The Dutch Finance Minister Jeroen Dijsselbloem insisted on continuing to strengthen rules for new mortgages in the Netherlands in an interview with Dutch newspaper de Volkskrant on Thursday.
The Senate, which forms the States-General of the Netherlands together with the House of Representatives, called on the government to waive the obligation to repay the entire home loan in the course of thirty years and advocates the obligation to only pay half in the same period.
"We should just not do that, I give you on a note that if the budget commissioner (Olli Rehn) hears that, he says the Netherlands postpones tackling imbalances yet again," he warned.
The Dutch Bureau for Economic Policy Analysis (CPB) and the Dutch National Bank (DNB) recently announced the Dutch budget deficit will end up at 3.3 percent and 3.5 percent respectively next year, both above the EU limit of 3 percent. The Dutch government had earlier hoped for a deficit of 2.7 percent. The rising budget deficit led to new discussions on whether to abide by the rules.
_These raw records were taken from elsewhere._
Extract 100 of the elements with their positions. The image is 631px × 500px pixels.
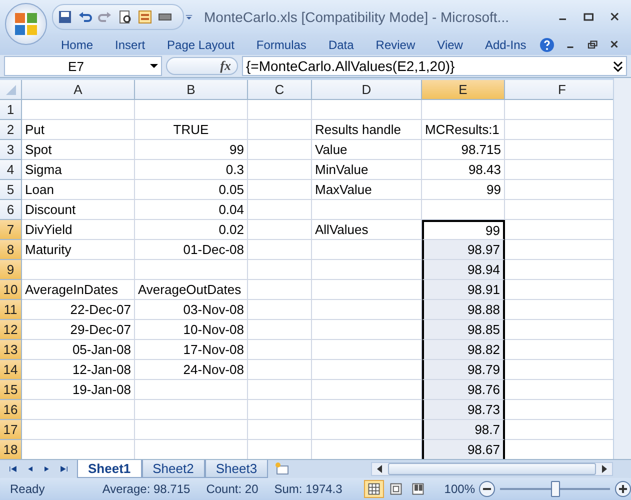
sheet-tab[interactable]: Sheet3 [204, 460, 268, 478]
table-cell: Discount [22, 200, 135, 220]
table-cell: Maturity [22, 240, 135, 260]
table-cell: 05-Jan-08 [22, 340, 135, 360]
insert-function-button[interactable]: fx [220, 58, 231, 74]
row-header[interactable]: 17 [0, 420, 22, 440]
horizontal-scrollbar[interactable] [371, 462, 613, 476]
column-header[interactable]: E [422, 80, 505, 100]
print-preview-icon[interactable] [117, 9, 133, 25]
ribbon-tab[interactable]: View [426, 36, 474, 54]
name-box[interactable]: E7 [4, 56, 162, 76]
table-cell: 99 [422, 180, 505, 200]
table-cell: AverageOutDates [135, 280, 248, 300]
triangle-icon [6, 84, 16, 94]
row-header[interactable]: 7 [0, 220, 22, 240]
table-cell: 0.02 [135, 220, 248, 240]
row-header[interactable]: 8 [0, 240, 22, 260]
row-header[interactable]: 18 [0, 440, 22, 459]
table-cell: Sigma [22, 160, 135, 180]
row-header[interactable]: 13 [0, 340, 22, 360]
table-cell: 0.05 [135, 180, 248, 200]
status-sum: Sum: 1974.3 [274, 482, 342, 496]
ribbon-tab[interactable]: Insert [104, 36, 156, 54]
table-cell: 03-Nov-08 [135, 300, 248, 320]
table-cell: 98.88 [422, 300, 505, 320]
ribbon-tab[interactable]: Formulas [245, 36, 318, 54]
scroll-right-icon[interactable] [600, 464, 608, 474]
undo-icon[interactable] [77, 9, 93, 25]
table-cell: 01-Dec-08 [135, 240, 248, 260]
table-cell: MaxValue [312, 180, 422, 200]
table-cell: 98.97 [422, 240, 505, 260]
logo-icon [13, 11, 39, 37]
table-cell: 98.94 [422, 260, 505, 280]
ribbon-tab[interactable]: Home [50, 36, 104, 54]
column-header[interactable]: A [22, 80, 135, 100]
column-header[interactable]: D [312, 80, 422, 100]
minus-icon [483, 485, 491, 493]
plus-icon [619, 485, 627, 493]
column-header[interactable]: B [135, 80, 248, 100]
table-cell: 98.91 [422, 280, 505, 300]
row-header[interactable]: 14 [0, 360, 22, 380]
sheet-tab[interactable]: Sheet1 [77, 460, 142, 478]
row-header[interactable]: 4 [0, 160, 22, 180]
table-cell: 98.715 [422, 140, 505, 160]
vertical-scrollbar[interactable] [613, 78, 631, 459]
zoom-level[interactable]: 100% [444, 482, 475, 496]
sheet-tab[interactable]: Sheet2 [142, 460, 205, 478]
row-header[interactable]: 11 [0, 300, 22, 320]
table-cell: Value [312, 140, 422, 160]
table-cell: 98.43 [422, 160, 505, 180]
zoom-in-button[interactable] [615, 481, 631, 497]
ribbon-tab[interactable]: Review [364, 36, 426, 54]
formula-field[interactable]: {=MonteCarlo.AllValues(E2,1,20)} [242, 56, 627, 76]
table-cell: 98.85 [422, 320, 505, 340]
insert-sheet-icon[interactable] [274, 461, 290, 477]
table-cell: Put [22, 120, 135, 140]
form-icon[interactable] [137, 9, 153, 25]
zoom-out-button[interactable] [479, 481, 495, 497]
table-cell: 0.3 [135, 160, 248, 180]
ribbon-tab[interactable]: Page Layout [156, 36, 246, 54]
table-cell: Spot [22, 140, 135, 160]
scroll-thumb[interactable] [388, 463, 596, 475]
row-header[interactable]: 6 [0, 200, 22, 220]
table-cell: 22-Dec-07 [22, 300, 135, 320]
row-header[interactable]: 5 [0, 180, 22, 200]
table-cell: 19-Jan-08 [22, 380, 135, 400]
table-cell: TRUE [135, 120, 248, 140]
table-cell: DivYield [22, 220, 135, 240]
row-header[interactable]: 10 [0, 280, 22, 300]
table-cell: 98.67 [422, 440, 505, 459]
column-header[interactable]: C [248, 80, 312, 100]
table-cell: 98.76 [422, 380, 505, 400]
table-cell: 98.73 [422, 400, 505, 420]
row-header[interactable]: 3 [0, 140, 22, 160]
row-header[interactable]: 16 [0, 400, 22, 420]
status-count: Count: 20 [206, 482, 258, 496]
help-icon[interactable] [539, 36, 555, 52]
table-cell: 24-Nov-08 [135, 360, 248, 380]
ribbon-tab[interactable]: Data [317, 36, 365, 54]
row-header[interactable]: 15 [0, 380, 22, 400]
table-cell: 99 [135, 140, 248, 160]
table-cell: 10-Nov-08 [135, 320, 248, 340]
table-cell: MCResults:1 [422, 120, 505, 140]
view-button[interactable] [364, 480, 384, 498]
status-average: Average: 98.715 [102, 482, 190, 496]
table-cell: Results handle [312, 120, 422, 140]
ribbon-tab[interactable]: Add-Ins [474, 36, 538, 54]
row-header[interactable]: 2 [0, 120, 22, 140]
table-cell: 12-Jan-08 [22, 360, 135, 380]
table-cell: 98.79 [422, 360, 505, 380]
row-header[interactable]: 9 [0, 260, 22, 280]
row-header[interactable]: 12 [0, 320, 22, 340]
table-cell: 29-Dec-07 [22, 320, 135, 340]
window-title: MonteCarlo.xls [Compatibility Mode] - Microsoft... [204, 9, 510, 25]
save-icon[interactable] [57, 9, 73, 25]
slider-thumb[interactable] [551, 481, 560, 497]
status-mode: Ready [10, 482, 46, 496]
row-header[interactable]: 1 [0, 100, 22, 120]
column-header[interactable]: F [505, 80, 613, 100]
scroll-left-icon[interactable] [376, 464, 384, 474]
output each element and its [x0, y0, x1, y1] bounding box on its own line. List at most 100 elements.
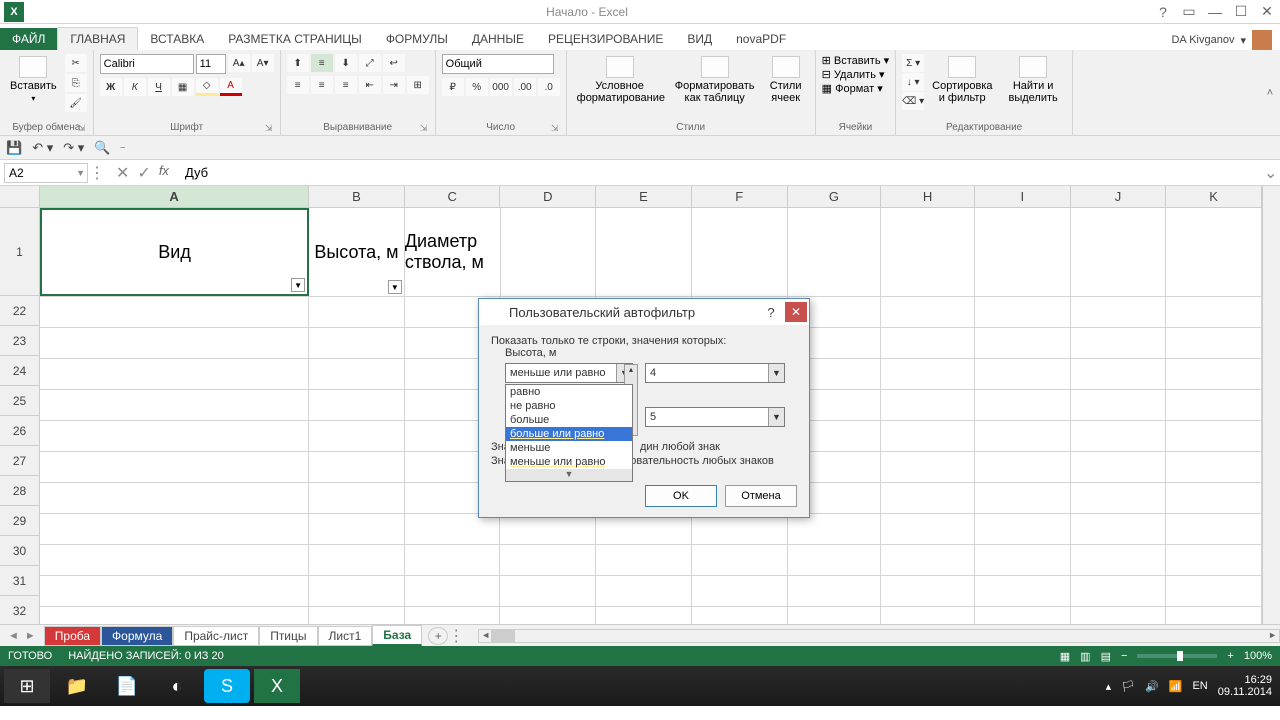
- column-header[interactable]: C: [405, 186, 501, 207]
- sheet-nav-prev[interactable]: ◄: [8, 630, 19, 642]
- cell[interactable]: [309, 452, 405, 482]
- expand-formula-button[interactable]: ⌄: [1264, 163, 1280, 183]
- grow-font-button[interactable]: A▴: [228, 54, 250, 72]
- wrap-text-button[interactable]: ↩: [383, 54, 405, 72]
- cell[interactable]: Вид▼: [40, 208, 309, 296]
- dialog-titlebar[interactable]: Пользовательский автофильтр ? ✕: [479, 299, 809, 325]
- tray-clock[interactable]: 16:2909.11.2014: [1218, 674, 1272, 698]
- align-right-button[interactable]: ≡: [335, 76, 357, 94]
- task-skype[interactable]: S: [204, 669, 250, 703]
- row-header[interactable]: 24: [0, 356, 39, 386]
- sheet-tab-birds[interactable]: Птицы: [259, 626, 317, 646]
- column-header[interactable]: J: [1071, 186, 1167, 207]
- cell[interactable]: [40, 545, 309, 575]
- cell[interactable]: [596, 208, 692, 296]
- cell[interactable]: [40, 328, 309, 358]
- tab-formulas[interactable]: ФОРМУЛЫ: [374, 28, 460, 50]
- cell[interactable]: [1166, 390, 1262, 420]
- indent-increase-button[interactable]: ⇥: [383, 76, 405, 94]
- fill-button[interactable]: ↓ ▾: [902, 73, 924, 91]
- cell[interactable]: [975, 483, 1071, 513]
- cell[interactable]: [881, 483, 975, 513]
- cell[interactable]: [1166, 208, 1262, 296]
- increase-decimal-button[interactable]: .00: [514, 78, 536, 96]
- cell[interactable]: [40, 483, 309, 513]
- row-header[interactable]: 28: [0, 476, 39, 506]
- tray-icon[interactable]: 📶: [1169, 680, 1183, 693]
- cell[interactable]: [309, 359, 405, 389]
- chevron-down-icon[interactable]: ▼: [768, 364, 784, 382]
- cell[interactable]: [309, 390, 405, 420]
- column-header[interactable]: B: [309, 186, 405, 207]
- qat-customize-button[interactable]: ⎯: [120, 142, 125, 153]
- dialog-close-button[interactable]: ✕: [785, 302, 807, 322]
- cell[interactable]: [1071, 576, 1167, 606]
- dropdown-scroll-down[interactable]: ▼: [506, 469, 632, 481]
- sheet-tab-base[interactable]: База: [372, 625, 422, 646]
- cell[interactable]: [1166, 297, 1262, 327]
- name-box[interactable]: A2▼: [4, 163, 88, 183]
- vertical-scrollbar[interactable]: [1262, 186, 1280, 624]
- size-select[interactable]: [196, 54, 226, 74]
- cell[interactable]: [40, 452, 309, 482]
- scroll-up-icon[interactable]: ▴: [625, 365, 637, 374]
- tab-layout[interactable]: РАЗМЕТКА СТРАНИЦЫ: [216, 28, 374, 50]
- tab-data[interactable]: ДАННЫЕ: [460, 28, 536, 50]
- cell[interactable]: [1166, 359, 1262, 389]
- cell[interactable]: [1071, 359, 1167, 389]
- tab-review[interactable]: РЕЦЕНЗИРОВАНИЕ: [536, 28, 675, 50]
- cell[interactable]: [1071, 545, 1167, 575]
- cell[interactable]: [692, 576, 788, 606]
- cell[interactable]: [1166, 483, 1262, 513]
- cell[interactable]: [1071, 297, 1167, 327]
- sheet-tab-price[interactable]: Прайс-лист: [173, 626, 259, 646]
- dropdown-option[interactable]: больше или равно: [506, 427, 632, 441]
- cell[interactable]: [975, 297, 1071, 327]
- maximize-icon[interactable]: ☐: [1228, 1, 1254, 23]
- start-button[interactable]: ⊞: [4, 669, 50, 703]
- help-icon[interactable]: ?: [1150, 1, 1176, 23]
- chevron-down-icon[interactable]: ▼: [768, 408, 784, 426]
- zoom-in-button[interactable]: +: [1227, 650, 1233, 662]
- italic-button[interactable]: К: [124, 78, 146, 96]
- cell[interactable]: [40, 297, 309, 327]
- format-painter-button[interactable]: 🖌: [65, 94, 87, 112]
- tray-icon[interactable]: ▴: [1106, 680, 1112, 693]
- sheet-tab-proba[interactable]: Проба: [44, 626, 101, 646]
- tab-file[interactable]: ФАЙЛ: [0, 28, 57, 50]
- cell[interactable]: [1071, 421, 1167, 451]
- redo-button[interactable]: ↷ ▾: [63, 140, 84, 156]
- cell[interactable]: [975, 359, 1071, 389]
- sheet-tab-list1[interactable]: Лист1: [318, 626, 373, 646]
- row-header[interactable]: 27: [0, 446, 39, 476]
- cell[interactable]: [975, 576, 1071, 606]
- task-excel[interactable]: X: [254, 669, 300, 703]
- column-header[interactable]: D: [500, 186, 596, 207]
- column-header[interactable]: F: [692, 186, 788, 207]
- shrink-font-button[interactable]: A▾: [252, 54, 274, 72]
- cell[interactable]: [309, 483, 405, 513]
- add-sheet-button[interactable]: +: [428, 627, 448, 645]
- launcher-icon[interactable]: ⇲: [77, 123, 87, 133]
- cell[interactable]: [1166, 545, 1262, 575]
- tray-icon[interactable]: 🔊: [1145, 680, 1159, 693]
- view-page-break-button[interactable]: ▤: [1101, 650, 1111, 663]
- cell[interactable]: [309, 545, 405, 575]
- border-button[interactable]: ▦: [172, 78, 194, 96]
- cancel-button[interactable]: Отмена: [725, 485, 797, 507]
- cell[interactable]: [596, 576, 692, 606]
- undo-button[interactable]: ↶ ▾: [32, 140, 53, 156]
- row-header[interactable]: 29: [0, 506, 39, 536]
- font-select[interactable]: [100, 54, 194, 74]
- cell[interactable]: [309, 576, 405, 606]
- align-center-button[interactable]: ≡: [311, 76, 333, 94]
- cell[interactable]: [692, 208, 788, 296]
- cell[interactable]: Высота, м▼: [309, 208, 405, 296]
- cell[interactable]: [692, 545, 788, 575]
- cell[interactable]: [309, 421, 405, 451]
- align-top-button[interactable]: ⬆: [287, 54, 309, 72]
- cell[interactable]: [881, 328, 975, 358]
- row-header[interactable]: 23: [0, 326, 39, 356]
- tab-insert[interactable]: ВСТАВКА: [138, 28, 216, 50]
- row-header[interactable]: 30: [0, 536, 39, 566]
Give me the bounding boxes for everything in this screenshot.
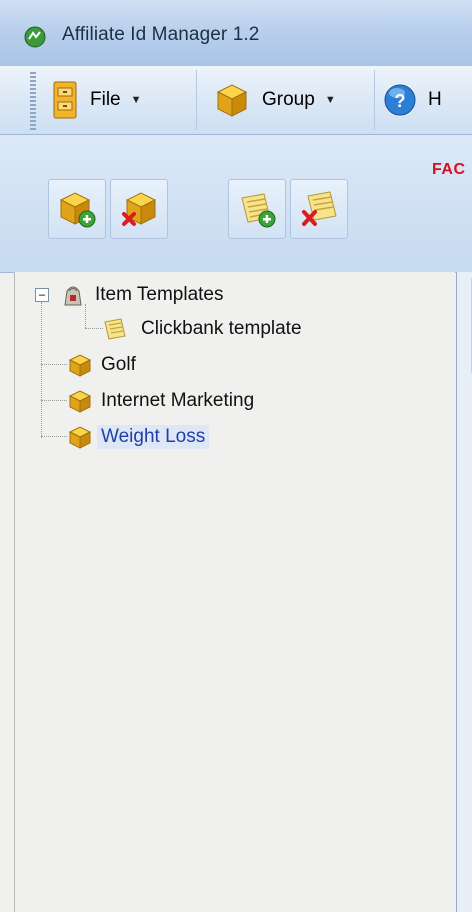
tree-line [41,302,42,438]
window-title: Affiliate Id Manager 1.2 [62,24,260,45]
tree-line [41,400,67,401]
tree-node-label: Golf [101,354,136,375]
group-box-icon [68,390,92,413]
add-item-icon [241,193,276,228]
file-menu[interactable]: File ▼ [50,70,197,130]
collapse-icon[interactable]: − [35,288,49,302]
help-menu[interactable]: ? H [378,70,472,130]
chevron-down-icon: ▼ [130,94,142,106]
tree-node-label: Clickbank template [141,318,302,339]
delete-group-icon [122,192,157,226]
tree-node-item-templates[interactable]: − Item Templates [35,280,223,310]
add-item-button[interactable] [228,179,286,239]
group-box-icon [68,354,92,377]
tree-node-label: Internet Marketing [101,390,255,411]
file-menu-label: File [90,89,121,110]
title-bar: Affiliate Id Manager 1.2 [0,0,472,67]
faq-link[interactable]: FAC [432,161,466,179]
add-group-button[interactable] [48,179,106,239]
chevron-down-icon: ▼ [324,94,336,106]
ribbon: FAC [0,135,472,273]
menu-toolbar: File ▼ Group ▼ ? H [0,66,472,135]
tree-line [41,364,67,365]
toolbar-grip[interactable] [30,72,36,130]
group-menu[interactable]: Group ▼ [200,70,375,130]
help-icon: ? [384,84,416,116]
delete-item-icon [302,191,337,226]
file-cabinet-icon [53,81,77,119]
tree-node-weight-loss[interactable]: Weight Loss [67,422,210,452]
template-note-icon [104,318,126,340]
group-menu-label: Group [262,89,315,110]
app-logo-icon [24,26,46,48]
help-menu-label: H [428,89,442,110]
tree-node-internet-marketing[interactable]: Internet Marketing [67,386,254,416]
add-group-icon [59,192,96,228]
group-box-icon [216,84,248,117]
tree-node-clickbank-template[interactable]: Clickbank template [101,314,302,344]
detail-panel [456,272,472,912]
group-box-icon [68,426,92,449]
tree-node-label: Weight Loss [97,425,210,449]
group-tree: − Item Templates Clickbank template Golf [14,272,455,912]
tree-line [41,436,67,437]
tree-node-label: Item Templates [95,284,224,305]
templates-bag-icon [64,286,82,306]
delete-item-button[interactable] [290,179,348,239]
delete-group-button[interactable] [110,179,168,239]
tree-node-golf[interactable]: Golf [67,350,136,380]
svg-text:?: ? [395,91,406,111]
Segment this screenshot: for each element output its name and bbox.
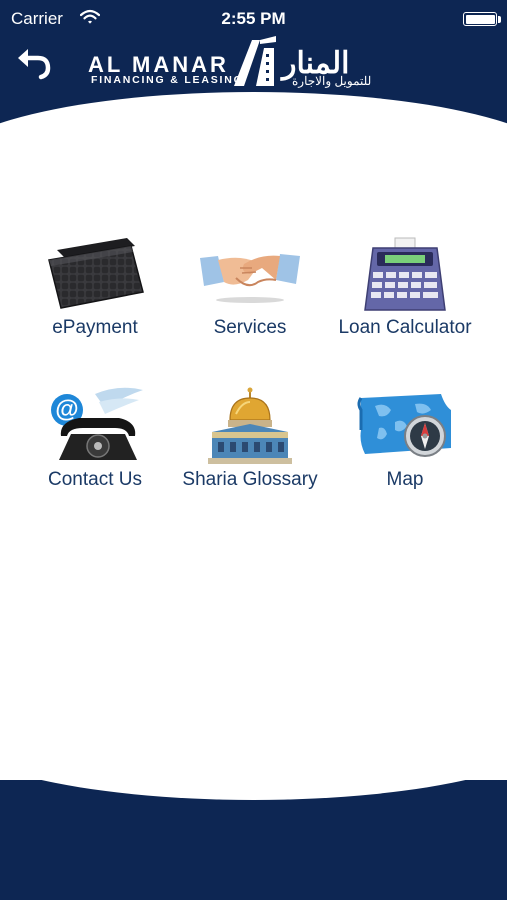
wallet-icon [48,238,144,309]
lighthouse-icon [234,36,276,86]
handshake-icon [200,254,300,303]
calculator-icon [364,237,446,311]
status-bar: Carrier 2:55 PM [0,0,507,36]
al-manar-logo: AL MANAR FINANCING & LEASING المنار للتم… [88,36,420,90]
clock-time: 2:55 PM [221,9,286,28]
menu-item-label: Contact Us [48,469,142,490]
menu-item-label: Services [213,317,287,338]
battery-icon [463,12,497,26]
menu-item-epayment[interactable]: ePayment [10,234,180,364]
menu-item-loan-calculator[interactable]: Loan Calculator [320,234,490,364]
menu-item-label: ePayment [52,317,138,338]
mosque-icon [208,387,292,464]
telephone-email-icon: @ [51,387,143,460]
battery-tip [498,16,501,23]
menu-item-sharia-glossary[interactable]: Sharia Glossary [165,386,335,516]
menu-item-contact-us[interactable]: @ Contact Us [10,386,180,516]
menu-item-label: Map [386,469,424,490]
menu-item-label: Sharia Glossary [182,469,318,490]
map-compass-icon [357,394,451,457]
logo-arabic-tagline: للتمويل والاجارة [292,74,372,88]
menu-item-services[interactable]: Services [165,234,335,364]
undo-arrow-icon [18,49,51,80]
footer-curve [0,780,507,800]
back-button[interactable] [14,44,54,80]
menu-item-label: Loan Calculator [338,317,472,338]
logo-tagline: FINANCING & LEASING [91,74,244,86]
footer-banner [0,780,507,900]
menu-item-map[interactable]: Map [320,386,490,516]
header-curve [0,92,507,150]
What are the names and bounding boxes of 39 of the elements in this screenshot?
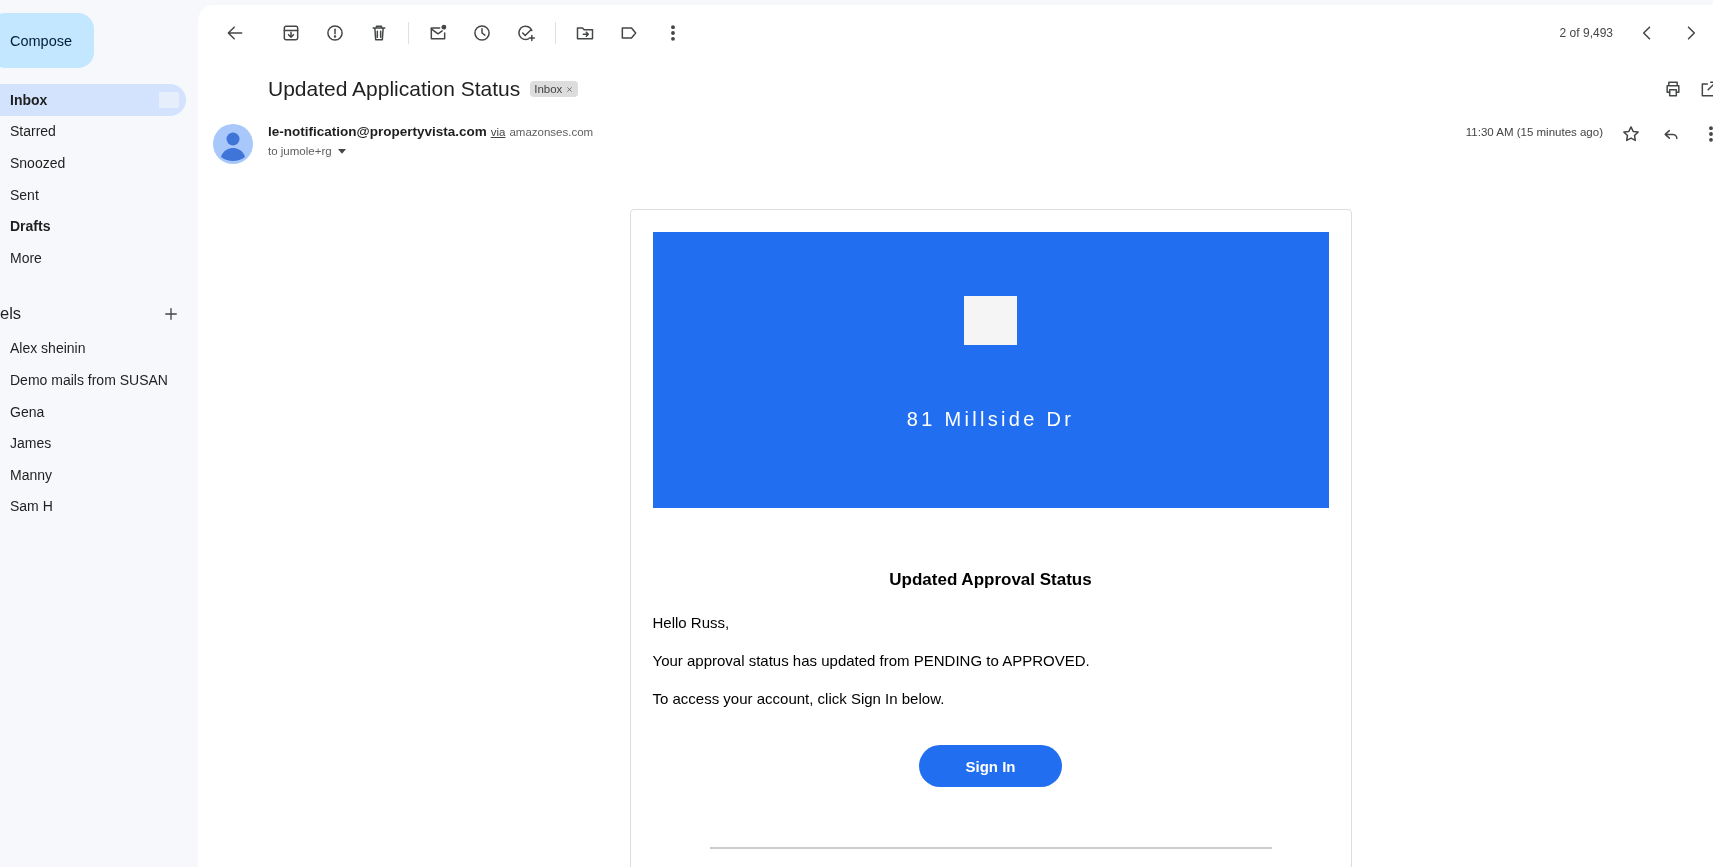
email-subject: Updated Application Status bbox=[268, 77, 521, 101]
close-icon[interactable] bbox=[565, 84, 575, 94]
via-link[interactable]: via bbox=[490, 126, 506, 138]
nav-item[interactable]: Snoozed bbox=[0, 147, 186, 179]
report-spam-icon[interactable] bbox=[325, 23, 345, 43]
sender-email: le-notification@propertyvista.com bbox=[268, 124, 487, 139]
archive-icon[interactable] bbox=[281, 23, 301, 43]
add-task-icon[interactable] bbox=[516, 23, 536, 43]
nav-item[interactable]: Sent bbox=[0, 178, 186, 211]
print-icon[interactable] bbox=[1663, 79, 1683, 99]
email-heading: Updated Approval Status bbox=[888, 570, 1093, 590]
relay-domain: amazonses.com bbox=[509, 126, 594, 138]
nav-item[interactable]: Inbox bbox=[0, 84, 186, 116]
mail-icon[interactable] bbox=[428, 23, 448, 43]
label-item[interactable]: Sam H bbox=[0, 490, 198, 523]
email-paragraph: To access your account, click Sign In below. bbox=[652, 690, 946, 707]
snooze-icon[interactable] bbox=[472, 23, 492, 43]
property-address: 81 Millside Dr bbox=[906, 408, 1075, 431]
label-item[interactable]: Gena bbox=[0, 395, 198, 428]
label-item[interactable]: James bbox=[0, 427, 198, 459]
nav-item[interactable]: More bbox=[0, 241, 186, 274]
nav-item[interactable]: Starred bbox=[0, 115, 186, 148]
label-item[interactable]: Manny bbox=[0, 458, 198, 491]
compose-button[interactable]: Compose bbox=[0, 13, 94, 68]
label-item[interactable]: Alex sheinin bbox=[0, 332, 198, 365]
email-paragraph: Your approval status has updated from PENDING to APPROVED. bbox=[652, 652, 1091, 669]
nav-item[interactable]: Drafts bbox=[0, 210, 186, 242]
email-paragraph: Hello Russ, bbox=[652, 614, 731, 631]
logo-placeholder bbox=[964, 296, 1017, 345]
inbox-tag[interactable]: Inbox bbox=[530, 81, 579, 97]
sign-in-button[interactable]: Sign In bbox=[919, 745, 1062, 787]
open-in-new-window-icon[interactable] bbox=[1699, 79, 1713, 99]
avatar-icon bbox=[213, 124, 253, 164]
recipient: to jumole+rg bbox=[268, 145, 332, 157]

"Economic conditions have deteriorated throughout the eurozone," Dijsselbloem said. "So that might make the discussion different. But it seems politically unwise for me to anticipate now. It is not in our interest to lead this discussion."
The 46-year-old politician who became finance minister in the new Dutch government in November has emerged as favorite to succeed Jean-Claude Juncker as the next president of the Eurogroup, the meetings of eurozone finance ministers.
He has the backing of the French and German governments as well as of Herman Van Rompuy, the president of the European Council. He might be appointed at the next meeting of Ministers of Finance.